We have covered extensively in our blog here at DevDosh Ltd over the course of the past year the various effects that the Brexit vote has had on the UK property market.
It seems to be a never ending pendulam of positive versus negative consequences, one minute it is all doom and gloom and the castle of glass that is the UK property market is going to shatter, and the next minute it is a fortress of steel that is impregnable to outside influences.
This blog is one of positivity regarding the UK property market following one more swing towards good news.
So it seems that there has been some considerable capital growth in the market, even the doomsayers would have to constructive about.
Property prices in major cities around the UK increased by 4.9% in the year to August 2017 but growth is down from the 6.6% recorded in the same month in 2016.

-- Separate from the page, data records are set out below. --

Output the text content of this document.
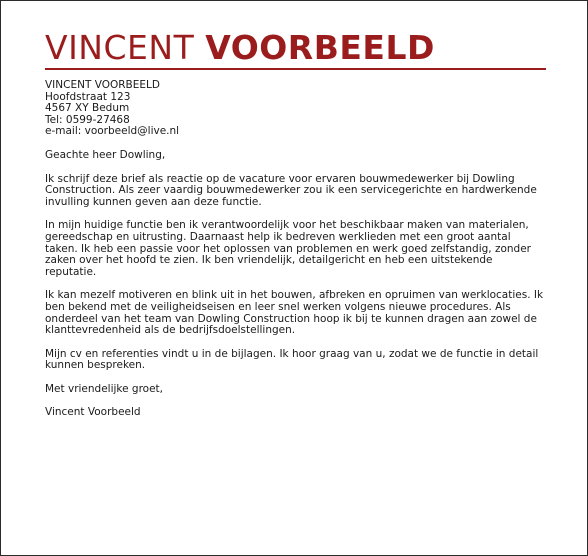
VINCENT VOORBEELD
VINCENT VOORBEELD
Hoofdstraat 123
4567 XY Bedum
Tel: 0599-27468
e-mail: voorbeeld@live.nl
Geachte heer Dowling,
Ik schrijf deze brief als reactie op de vacature voor ervaren bouwmedewerker bij Dowling Construction. Als zeer vaardig bouwmedewerker zou ik een servicegerichte en hardwerkende invulling kunnen geven aan deze functie.
In mijn huidige functie ben ik verantwoordelijk voor het beschikbaar maken van materialen, gereedschap en uitrusting. Daarnaast help ik bedreven werklieden met een groot aantal taken. Ik heb een passie voor het oplossen van problemen en werk goed zelfstandig, zonder zaken over het hoofd te zien. Ik ben vriendelijk, detailgericht en heb een uitstekende reputatie.
Ik kan mezelf motiveren en blink uit in het bouwen, afbreken en opruimen van werklocaties. Ik ben bekend met de veiligheidseisen en leer snel werken volgens nieuwe procedures. Als onderdeel van het team van Dowling Construction hoop ik bij te kunnen dragen aan zowel de klanttevredenheid als de bedrijfsdoelstellingen.
Mijn cv en referenties vindt u in de bijlagen. Ik hoor graag van u, zodat we de functie in detail kunnen bespreken.
Met vriendelijke groet,
Vincent Voorbeeld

The last six months has seen consistent growth both year on year and month on month with average monthly growth at 2.5% in August, up from 1.1% in March and annual growth up from 2.7% in May.
The data from real estate company Hometrack also shows that Manchester is the fastest growing city with annual price growth of 7.3% while London has the slowest annual growth at 1.9% and in Aberdeen prices are down 1.9%.
The report attributes the steady rise in house prices to falling unemployment and record low mortgage rates.
London is not fairing so well with home values actually falling, the nominal growth rate of 1.9% is below the general rate of inflation.
Graham Davidson, managing director, Sequre said:
‘It’s clear that those who have chased capital growth for many years are now steering clear and looking up north where property is much more affordable, rental yields are significantly higher and capital growth is following a firm upward curve,’ he said.